Court Opinion

ID: 9422275
Source: CourtListenerOpinion
Date Created: 2023-08-02 23:01:56.874082+00
Date Added: 2024-06-11T17:22:35.555207
License: Public Domain

Mr. Chief Justice Warren,
concurring.
It has not been the custom of the Court, in deciding the cases which come before it, to write lengthy and abstract dissertations upon questions which are neither pre*636sented by the record nor necessary to a proper disposition of the issues raised. The opinion which announces the judgment of the Court in the instant case has departed from this custom and is in the nature of an advisory opinion, for it attempts to resolve with finality many difficult problems which are at best only tangentially involved here. The opinion was unquestionably written with the intention of clarifying these problems and of establishing a set of principles which could be easily applied in any coerced-confession situation. However, it is doubtful that such will be the result, for while three members of the Court agree to the general principles enunciated by the opinion, they construe those principles as requiring a result in this case exactly the opposite from that reached by the author of the opinion. This being true, it cannot be assumed that the lower courts and law enforcement agencies will receive better guidance from the treatise for which this case seems to have provided a vehicle.
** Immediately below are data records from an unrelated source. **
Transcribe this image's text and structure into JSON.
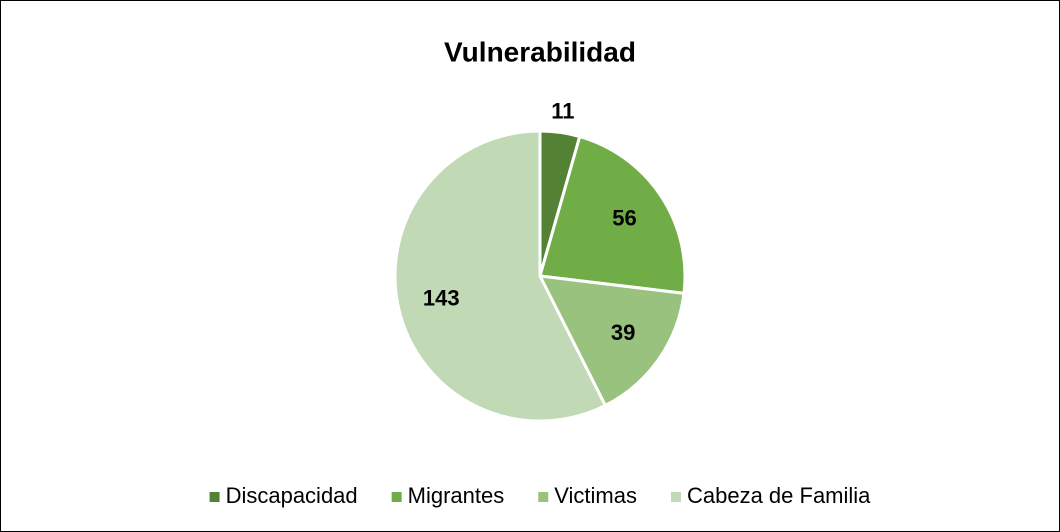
{
  "chart_data": {
    "type": "pie",
    "title": "Vulnerabilidad",
    "categories": [
      "Discapacidad",
      "Migrantes",
      "Victimas",
      "Cabeza de Familia"
    ],
    "values": [
      11,
      56,
      39,
      143
    ],
    "colors": [
      "#548235",
      "#70ad47",
      "#98c27e",
      "#c1d9b5"
    ],
    "legend": "bottom"
  }
}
On an abstract level, I find myself in agreement with some portions of the opinion and in disagreement with other portions. However, I would prefer not to write on many of the difficult questions which the opinion discusses until the facts of a particular case make such writing necessary. In my view, the reasons which have compelled the Court to develop the law on- a case-by-case approach, to declare legal principles only in the context of specific factual situations, and to avoid expounding more than is necessary for the decision of a given case are persuasive. See Alabama State Federation of Labor v. McAdory, 325 U. S. 450, 461-462, and cases cited; Poe v. Ullman, ante, p. 497. I see no reason for making an exception in this case, and I am therefore unable to join the opinion which announces the judgment of the Court. Accordingly, I join the separate concurring opinion of Mr. Justice Brennan.